As the poster child for the administration’s government-controlled health care legislation, Senate Majority Leader Harry Reid of Nevada makes a tempting target for the GOP. From a practical perspective, however, the GOP should be cooling the rhetoric against Reid, not gleefully tossing fuel on the fire and kicking him while he’s down.
And down he is — recent polls of voters in Reid’s home state reveal a shockingly high “unfavorable” rating of 52%. In other words, more than half of Nevada voters have an unfavorable opinion of their incumbent, four-term senator who serves in one of the two most powerful legislative posts in the government. Only 33% of those voters harbored a “favorable”opinion of Reid. Numbers like those are not just bad; for an incumbent they are pitiful.
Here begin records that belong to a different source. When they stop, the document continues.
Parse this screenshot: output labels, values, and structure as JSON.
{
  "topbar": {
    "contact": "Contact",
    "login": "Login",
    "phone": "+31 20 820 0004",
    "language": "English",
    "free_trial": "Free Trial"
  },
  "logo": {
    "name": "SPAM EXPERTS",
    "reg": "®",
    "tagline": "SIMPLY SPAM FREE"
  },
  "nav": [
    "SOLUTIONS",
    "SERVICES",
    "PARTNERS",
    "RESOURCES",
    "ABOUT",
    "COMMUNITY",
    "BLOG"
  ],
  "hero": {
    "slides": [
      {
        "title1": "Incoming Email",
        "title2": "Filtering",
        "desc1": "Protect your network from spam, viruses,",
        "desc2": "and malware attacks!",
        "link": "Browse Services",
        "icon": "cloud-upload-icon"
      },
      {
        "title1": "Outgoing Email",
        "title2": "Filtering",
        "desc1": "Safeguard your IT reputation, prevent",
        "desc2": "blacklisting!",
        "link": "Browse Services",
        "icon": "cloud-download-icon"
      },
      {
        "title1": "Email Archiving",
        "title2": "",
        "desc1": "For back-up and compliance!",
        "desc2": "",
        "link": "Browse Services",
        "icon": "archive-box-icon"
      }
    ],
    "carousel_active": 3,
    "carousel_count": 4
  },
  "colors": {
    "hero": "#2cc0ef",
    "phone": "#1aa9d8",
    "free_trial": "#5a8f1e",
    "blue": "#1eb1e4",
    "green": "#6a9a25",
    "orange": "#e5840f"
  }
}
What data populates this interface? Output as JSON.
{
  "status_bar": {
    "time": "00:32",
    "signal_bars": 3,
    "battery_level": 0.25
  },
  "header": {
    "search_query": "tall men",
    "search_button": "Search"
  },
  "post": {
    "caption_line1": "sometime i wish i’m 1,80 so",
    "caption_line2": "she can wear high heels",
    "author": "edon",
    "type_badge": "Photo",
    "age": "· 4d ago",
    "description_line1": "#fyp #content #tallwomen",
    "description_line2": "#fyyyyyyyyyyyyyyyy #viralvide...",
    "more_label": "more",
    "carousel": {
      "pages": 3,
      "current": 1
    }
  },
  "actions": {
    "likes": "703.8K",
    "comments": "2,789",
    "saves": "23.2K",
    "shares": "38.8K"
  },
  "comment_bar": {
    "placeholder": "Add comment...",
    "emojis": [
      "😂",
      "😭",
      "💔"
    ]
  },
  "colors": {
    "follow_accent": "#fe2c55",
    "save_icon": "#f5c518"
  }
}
Reid indicates he will fight to maintain his seat, and his defeat certainly is not a foregone conclusion. However, with numbers this low, and with Republicans already smelling blood as a result of President Barack Obama’s plummeting numbers, it’s easy to understand why the GOP is publicly beating up on the Nevada Senator who never smiles. Were the Republicans clamoring for Reid’s hide to step back and take a slightly broader perspective, however, they might see that defeating Reid would likely result in a case of jumping ”out of the frying pan and into the fire.” Why? Because Reid’s likely successor as majority leader is New York’s Chuck Schumer. Next to Schumer, Reid comes across as the GOP’s best friend; especially on issues like gun control, which many Nevadans oppose. Schumer, unlike Reid, is an unabashed, dyed-in-the-wool liberal, and is probably the most staunchly pro-gun control of any member of Congress in either house and in either party.
While Illinois Sen. Dick Durbin currently serves as Reid’s assistant majority leader and technically ranks ahead of Schumer, who is the majority party’s conference vice-chair, in a post-Reid battle for leader the tough-as-nails New Yorker, who has more political chits to call in than his Illinois counterpart, would likely prevail.
Of course, if the GOP were realistically to expect to reduce the Democratic majority in the Senate from 60 to 49 seats (the Democrats hold 58 seats outright but add two “independents” who caucus with them), and thereby win the right to once again elect a Republican as majority leader, working against Reid would make perfect sense. However, such a scenario is highly unlikely. Given that it is much more likely the Democrats will lose a few but not 11 seats in November, and therefore retain a majority in that body, focusing on defeating other, more liberal Democratic incumbents rather than openly trying to depose the one man who stands between them and Chuck Schumer as majority leader, would seem to make a great deal of sense for the Grand Old Party. Good sense, however, does not appear to be in great supply in our nation’s capitol these days.